Closing the gender pay gap in this generation will require more than just 'transparency'

It needs a better budget, for starters

Gloria de Piero
Tuesday 14 July 2015 11:47
The gender pay gap between men and women is so stark that the average female worker will effectively earn nothing from this Tuesday until the end of the year
The gender pay gap between men and women is so stark that the average female worker will effectively earn nothing from this Tuesday until the end of the year

This week, David Cameron is talking about the gender pay gap. It’s good news because for too long this is an issue the Government hasn’t been keen to confront.

Action is desperately needed – 45 years after the Equal Pay Act, women still earn on average just 81p an hour for every pound a man earns. In Government Labour closed the gender pay gap by a third, in the last five years the rate of progress has slowed.

New rules to require big companies to publish their pay gaps were included in Labour legislation in 2010 which the Tories shelved. It’s something we’ve campaigned hard for – taking the view that if we shine a light on the continued gender pay gap, we can make progress and I’m glad the Government now agree.

But transparency alone is not enough. Gender pay gap information published in 7,000 company reports should encourage action from individual companies, but to make the real difference, we need an independent body to take all that information and use it to assess where the biggest gaps still lie, what the main causes are and recommend the steps we need to take to end the gender pay gap this generation. The Conservatives voted against tasking the Equality and Human Rights Commission, in conjunction with the Low Pay Commission, to perform this job just two weeks ago.

The Tories say action on the gender pay gap is part of a programme to create a high wage economy but in reality the budget took us backwards on this goal.

This wasn’t a budget for women and the women it will hurt the most are, predictably, the lowest paid workers, because of the actions they’ve taken on tax credits.

It’s telling that the Government was happy to publish an impact assessment on the rise in the minimum wage, but have failed to publish anything similar on the huge cuts to tax credits. Why? Because it would quickly reveal that far from the big winners, working women are the biggest losers from this budget.

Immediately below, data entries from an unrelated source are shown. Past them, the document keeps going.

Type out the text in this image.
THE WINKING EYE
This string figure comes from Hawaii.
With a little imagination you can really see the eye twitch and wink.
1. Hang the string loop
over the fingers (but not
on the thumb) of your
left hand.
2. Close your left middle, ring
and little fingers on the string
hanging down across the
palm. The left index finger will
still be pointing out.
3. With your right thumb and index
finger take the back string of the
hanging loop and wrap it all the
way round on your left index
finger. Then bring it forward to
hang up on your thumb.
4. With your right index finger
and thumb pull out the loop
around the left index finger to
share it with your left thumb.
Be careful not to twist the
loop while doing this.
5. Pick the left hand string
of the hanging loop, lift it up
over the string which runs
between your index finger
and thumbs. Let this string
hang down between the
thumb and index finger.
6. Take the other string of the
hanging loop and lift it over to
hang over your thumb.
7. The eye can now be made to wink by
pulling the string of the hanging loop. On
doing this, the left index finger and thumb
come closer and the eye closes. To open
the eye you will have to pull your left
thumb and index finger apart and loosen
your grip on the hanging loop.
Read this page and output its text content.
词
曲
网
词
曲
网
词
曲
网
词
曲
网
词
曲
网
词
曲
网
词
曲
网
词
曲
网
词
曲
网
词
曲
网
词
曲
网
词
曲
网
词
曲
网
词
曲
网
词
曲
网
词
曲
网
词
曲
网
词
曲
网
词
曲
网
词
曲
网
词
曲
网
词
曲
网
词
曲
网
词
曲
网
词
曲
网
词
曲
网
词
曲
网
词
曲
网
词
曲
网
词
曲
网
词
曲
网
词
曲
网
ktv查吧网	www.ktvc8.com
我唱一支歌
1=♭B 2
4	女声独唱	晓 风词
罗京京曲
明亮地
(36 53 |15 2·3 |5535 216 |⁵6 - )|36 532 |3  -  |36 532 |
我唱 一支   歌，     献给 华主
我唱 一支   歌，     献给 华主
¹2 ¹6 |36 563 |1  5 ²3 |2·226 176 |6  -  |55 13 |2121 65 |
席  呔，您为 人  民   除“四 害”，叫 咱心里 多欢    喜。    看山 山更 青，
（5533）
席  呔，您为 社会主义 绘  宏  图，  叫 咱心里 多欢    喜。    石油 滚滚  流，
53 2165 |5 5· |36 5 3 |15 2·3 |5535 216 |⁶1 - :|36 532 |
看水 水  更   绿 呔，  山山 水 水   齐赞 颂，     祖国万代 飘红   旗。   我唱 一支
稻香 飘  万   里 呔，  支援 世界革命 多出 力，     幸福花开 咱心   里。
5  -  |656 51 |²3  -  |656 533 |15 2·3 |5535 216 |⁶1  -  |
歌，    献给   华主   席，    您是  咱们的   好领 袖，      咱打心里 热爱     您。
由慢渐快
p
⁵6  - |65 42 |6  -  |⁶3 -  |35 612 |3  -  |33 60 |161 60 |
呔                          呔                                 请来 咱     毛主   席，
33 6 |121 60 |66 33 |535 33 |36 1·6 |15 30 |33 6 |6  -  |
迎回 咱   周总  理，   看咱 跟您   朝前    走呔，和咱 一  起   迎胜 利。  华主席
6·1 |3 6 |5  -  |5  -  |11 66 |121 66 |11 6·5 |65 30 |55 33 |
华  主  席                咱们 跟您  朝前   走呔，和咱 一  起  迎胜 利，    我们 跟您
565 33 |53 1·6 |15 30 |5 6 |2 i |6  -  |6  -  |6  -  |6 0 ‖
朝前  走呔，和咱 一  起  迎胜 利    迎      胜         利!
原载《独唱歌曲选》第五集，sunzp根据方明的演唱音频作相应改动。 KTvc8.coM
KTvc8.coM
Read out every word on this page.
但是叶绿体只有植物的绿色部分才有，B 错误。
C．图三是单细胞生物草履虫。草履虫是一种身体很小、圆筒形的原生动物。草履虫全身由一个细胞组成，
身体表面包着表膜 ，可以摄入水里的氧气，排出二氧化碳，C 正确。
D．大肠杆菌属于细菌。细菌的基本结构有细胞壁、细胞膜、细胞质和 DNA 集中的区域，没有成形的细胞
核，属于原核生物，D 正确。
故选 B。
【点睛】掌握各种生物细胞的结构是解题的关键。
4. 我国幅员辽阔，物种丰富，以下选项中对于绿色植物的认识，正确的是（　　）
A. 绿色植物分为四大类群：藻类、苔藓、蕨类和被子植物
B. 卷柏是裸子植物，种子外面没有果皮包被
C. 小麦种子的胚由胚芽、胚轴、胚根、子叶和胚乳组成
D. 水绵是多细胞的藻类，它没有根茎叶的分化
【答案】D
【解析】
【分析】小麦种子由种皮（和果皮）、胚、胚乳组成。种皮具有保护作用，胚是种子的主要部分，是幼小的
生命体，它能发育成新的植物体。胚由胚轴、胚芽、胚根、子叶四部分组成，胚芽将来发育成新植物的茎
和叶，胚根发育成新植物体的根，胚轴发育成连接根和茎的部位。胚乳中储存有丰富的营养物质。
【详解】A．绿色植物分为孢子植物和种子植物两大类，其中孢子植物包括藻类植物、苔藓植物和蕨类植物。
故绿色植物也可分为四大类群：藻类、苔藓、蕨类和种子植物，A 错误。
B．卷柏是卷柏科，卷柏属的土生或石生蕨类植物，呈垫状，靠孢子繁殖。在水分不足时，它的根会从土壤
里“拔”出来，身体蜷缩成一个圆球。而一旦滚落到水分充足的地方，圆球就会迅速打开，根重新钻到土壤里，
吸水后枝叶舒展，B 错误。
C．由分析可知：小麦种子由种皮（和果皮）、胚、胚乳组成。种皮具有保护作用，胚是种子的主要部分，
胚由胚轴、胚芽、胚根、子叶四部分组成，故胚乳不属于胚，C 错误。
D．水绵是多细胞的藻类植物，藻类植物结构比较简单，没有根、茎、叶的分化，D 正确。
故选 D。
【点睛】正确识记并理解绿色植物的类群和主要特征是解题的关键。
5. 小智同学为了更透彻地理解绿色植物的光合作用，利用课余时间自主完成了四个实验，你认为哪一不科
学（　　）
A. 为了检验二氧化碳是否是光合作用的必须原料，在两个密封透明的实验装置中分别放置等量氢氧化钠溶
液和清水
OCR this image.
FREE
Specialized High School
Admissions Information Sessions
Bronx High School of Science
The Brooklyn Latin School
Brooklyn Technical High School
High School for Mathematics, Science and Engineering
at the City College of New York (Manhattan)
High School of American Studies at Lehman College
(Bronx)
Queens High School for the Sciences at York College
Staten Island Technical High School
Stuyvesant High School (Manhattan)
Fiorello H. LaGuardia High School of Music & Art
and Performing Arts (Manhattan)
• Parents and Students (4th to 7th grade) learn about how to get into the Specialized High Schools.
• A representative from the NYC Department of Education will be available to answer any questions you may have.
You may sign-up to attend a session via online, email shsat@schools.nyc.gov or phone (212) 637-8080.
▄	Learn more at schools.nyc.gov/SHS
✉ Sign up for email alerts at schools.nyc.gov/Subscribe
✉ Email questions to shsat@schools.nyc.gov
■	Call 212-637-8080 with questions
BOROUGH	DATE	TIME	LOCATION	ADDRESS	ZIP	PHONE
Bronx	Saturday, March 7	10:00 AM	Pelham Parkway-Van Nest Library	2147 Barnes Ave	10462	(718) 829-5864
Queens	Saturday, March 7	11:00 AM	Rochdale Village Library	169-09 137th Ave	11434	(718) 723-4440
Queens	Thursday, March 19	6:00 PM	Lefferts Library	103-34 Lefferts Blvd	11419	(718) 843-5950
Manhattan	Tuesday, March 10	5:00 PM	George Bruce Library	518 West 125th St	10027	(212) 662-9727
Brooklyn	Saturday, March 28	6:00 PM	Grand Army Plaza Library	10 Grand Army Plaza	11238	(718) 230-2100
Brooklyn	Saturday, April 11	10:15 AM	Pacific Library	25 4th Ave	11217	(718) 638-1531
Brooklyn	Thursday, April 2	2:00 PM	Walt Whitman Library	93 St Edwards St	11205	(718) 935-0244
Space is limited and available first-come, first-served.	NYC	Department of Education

Osborne claims that in 2020, 2.7 million people will have benefited from the increase to the minimum wage and 1.8m of those will be women.

What he doesn’t say is that 1.8m women in low-paid work will lose an average of just over £1000 a year over the next five years because of cuts to tax credits for people in work. Cuts to child and working tax credits will hit 2.8m women in total – two thirds of those affected.

Mr Osborne claims his budget will make a typical family working full-time on the minimum wage better off but 70 per cent of women on the minimum wage work part-time, so any pay rise won’t nearly compensate for what they’ll lose in tax credits.

Before the cuts to tax credits a mum with one child working part-time on the minimum wage is eligible for over £6,700 a year in tax credits. Next spring – despite the minimum wage going up to £7.20 an hour she will only get around £5,700 a year in support, meaning she’ll gain £416 but lose over £1,000 in support.

Last week the IFS stated “unequivocally, tax credit recipients in work will be made worse off by the measures in the budget”. They went on to say that it's 'arithmetically impossible’ for the increase in the minimum wage to compensate for cuts to tax credits.

Labour introduced the Equal Pay Act and we introduced tax credits for working people – both we did because we believe work must pay. The Conservatives are taking cash away from working families and while action on pay transparency today is a good thing for women, the data must be turned into action to close the pay gap.